I'm beginning to think these kidults have ready access to powerful mood stabilizers and that I need to find a more amenable doctor—nothing seems to faze these guys, and that's not just down to the "acting." Case in point: This morning is the first that Lou's "baby baby" and "baby mama" Raviva are staying in his loft, and Raviva wants him to stick around today—you know, help out, show them around, set up her things. But he can't really ask for time off on his third day of work at a corporation run by his douchebag dad. It'd be completely understandable if this dude's hair were falling out at the conflict, but he is cool as a hipster clam, because, see, he needs to get to work and can't take any time off just yet, sorry honey, enjoy your day with the baby, and can I have my cell phone please?

Bad idea. Turns out, Lou's new boss has some kind of vendetta against personal phone calls at work ("The phone system isn't a personal turntable where you DJ your life, brah," he says, wonderfully) meaning Raviva gets increasingly isolated. Holy chronometer, Batman, it's already time for the Bat Signal! Lou mobilizes the gang, doling out detailed instructions. (Couldn't he have called his baby mama instead?

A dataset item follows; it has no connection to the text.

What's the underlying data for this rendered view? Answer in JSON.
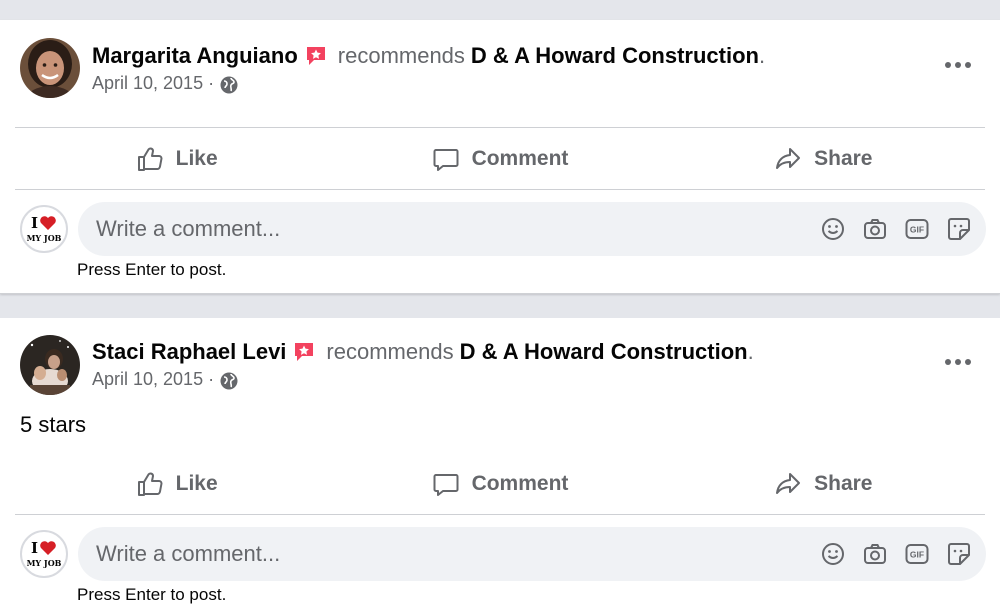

Oh, right, an MTV show, sorry.)

Model Miles blows off his baby-hating live-in girlfriend at work to buy a crib with Lou, go home, and assemble it without letting Raviva know. Daphne takes her full-time boss and part-time lover thrifting for baby clothes, which is where we learn, via her hatred of thrifting and green-consciousness, that she's the show's token Republican. Sophia, meanwhile, feigns diarrhea at her doughnut-slinging gig to make for Pilsen and a cheap mixer, Lou's idea for encouraging Raviva to make the music she loves. In the dark about the machinations of friendship spinning all around her, Raviva calls her mother in desperation for someone to talk to; Mom drops by, on her way to a yoga class she simply must get to, and encourages Raviva to make the space her own, which is how she comes to throw out Miles's favorite piece of house decoration, a punny street sign that reads slow children at play. The lesson we're learning here is never listen to Mom's advice, no matter how bad your day is going—someone might wind up in jail.

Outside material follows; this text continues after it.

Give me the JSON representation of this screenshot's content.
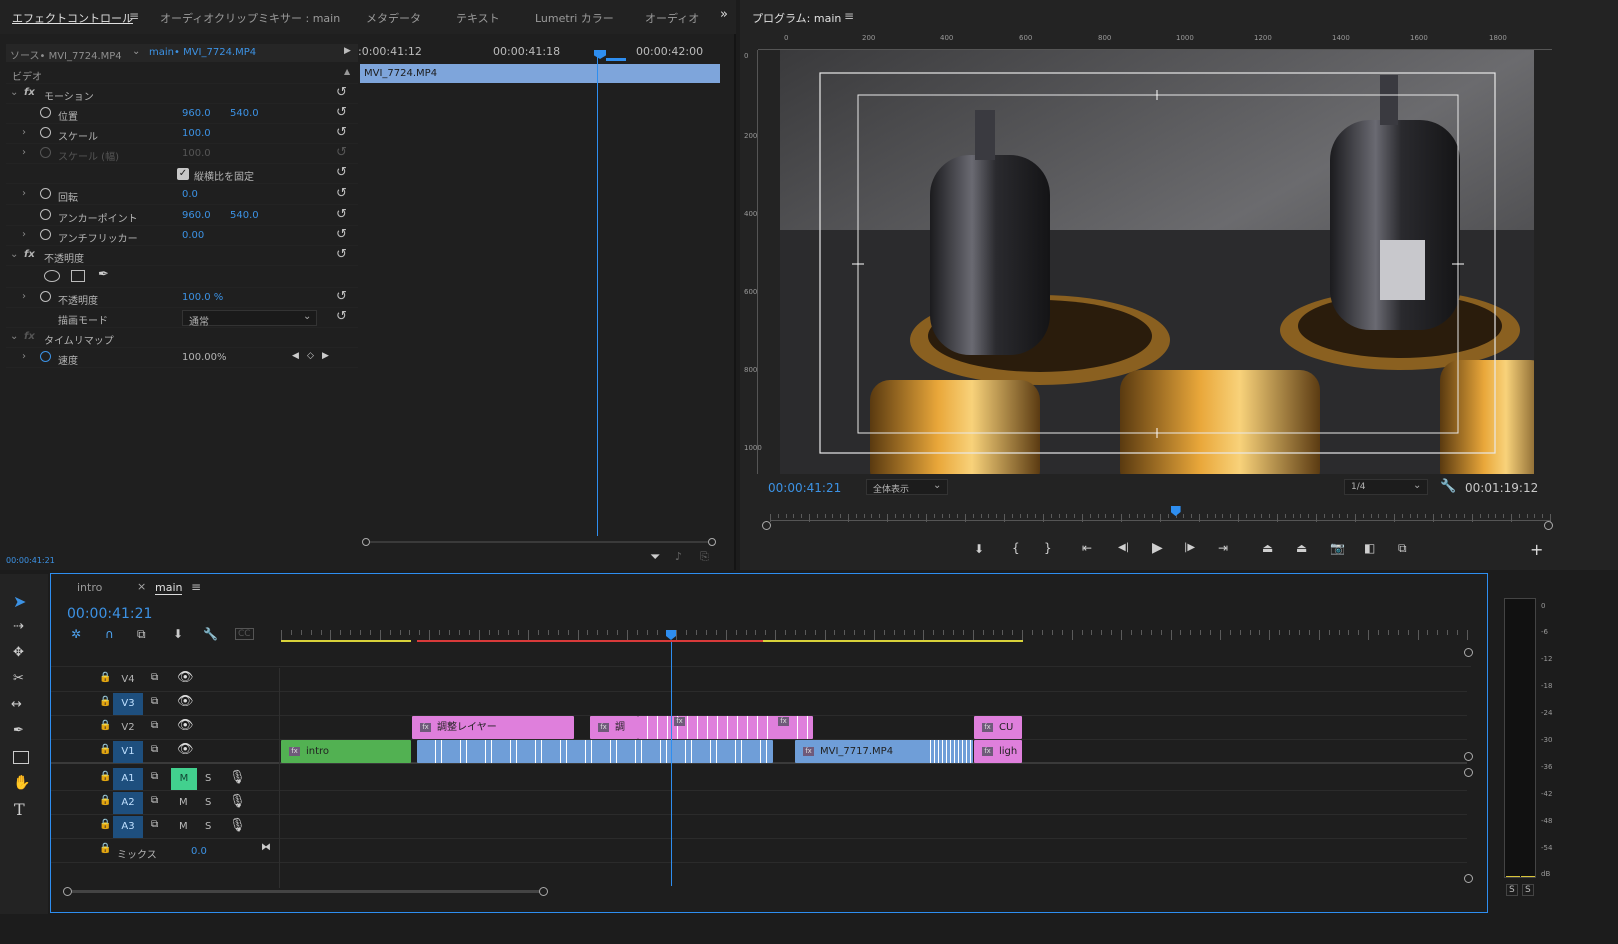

Like Sophia! She's revealing herself as Underemployed's "troubled" character, and not just because she's caught by the CPD stealing a street sign at Raviva's behest. (Is it just me or do these kids ask for a lot of favors?) At the beginning of the episode, she gives Daphne a few details about her very first sexual encounter, but lets her buddy assume it was with a man. She also asks that Daphne keep it a secret. Daphne does not—word gets around as soon as that Bat Signal is lit—and as she's breathing her first breaths of free air, Miles congratulates her, the lovable oaf! It tacks on the shame of losing your virginity at 23 with that of remaining in the closet despite your liberal principles on top of spending a few hours in jail for some goofy sign. Sophia flips out, and you're all, "Dramaaa" and "Who could have worse friends than these, haha," but like five minutes later Daphne apologizes. Lou gets home, presents are opened, Sophia reveals she was gay, and everyone's day turns out to have been awesome. It'd be even better for us, too, if: 1) Money wasn't exchanged when Sophia comes out, and 2) Sophia didn't read to everyone from her diary. Yuck.

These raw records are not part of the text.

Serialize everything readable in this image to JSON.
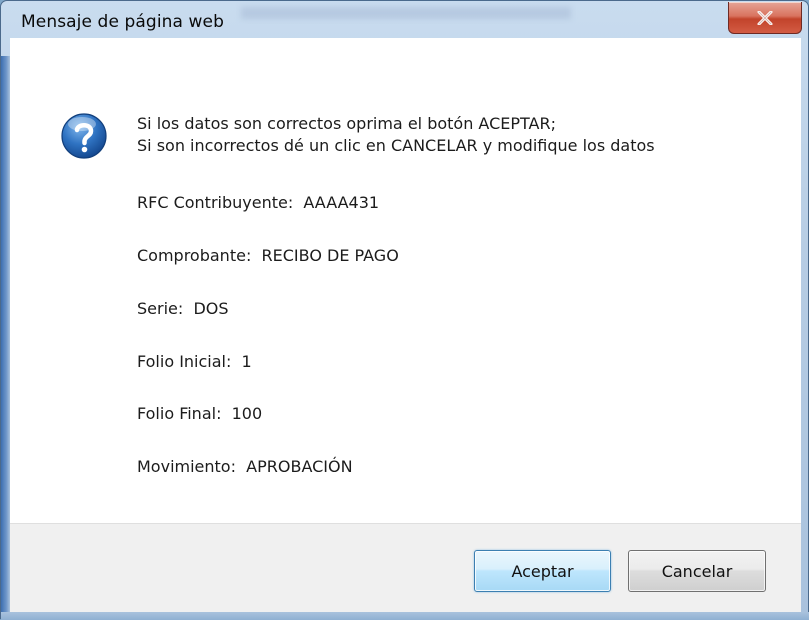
{
  "window": {
    "title": "Mensaje de página web",
    "close_symbol": "x"
  },
  "message": {
    "line1": "Si los datos son correctos oprima el botón ACEPTAR;",
    "line2": "Si son incorrectos dé un clic en CANCELAR y modifique los datos"
  },
  "fields": [
    {
      "label": "RFC Contribuyente:",
      "value": "AAAA431"
    },
    {
      "label": "Comprobante:",
      "value": "RECIBO DE PAGO"
    },
    {
      "label": "Serie:",
      "value": "DOS"
    },
    {
      "label": "Folio Inicial:",
      "value": "1"
    },
    {
      "label": "Folio Final:",
      "value": "100"
    },
    {
      "label": "Movimiento:",
      "value": "APROBACIÓN"
    }
  ],
  "buttons": {
    "accept_label": "Aceptar",
    "cancel_label": "Cancelar"
  },
  "icons": {
    "question": "question-icon",
    "close": "close-icon"
  },
  "colors": {
    "accept_border": "#3c7fb1",
    "close_red": "#c2432b",
    "icon_blue": "#1f5ea8"
  }
}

But don't let the pointless plot fool you, episode two was kind of a pretty fun time, with a little bit of decent character development and a distinct experimentation with the language of grown-ups and kids. ("Baby mama" becomes "coparent with benefits" by the episode's end. You could write a short and sweet college paper/Thought Catalog entry on that if you're underemployed yourself.) I've racked my brain, and I absolutely can't figure out what quirks keep me watching so far, besides Underemployed's best character, Tatyana the sulky Russian model. Sad news there: she's already been written off, leaving, with no hard feelings, the boyfriend who definitely cheated on her last episode without a shred of guilt. That's a serious dent to this show's sarcasm capabilities, and considering two major plot points—pregnancy and coming out of the closet—are out of the bag, these writers will need something to balance the silliness that definitely lies ahead.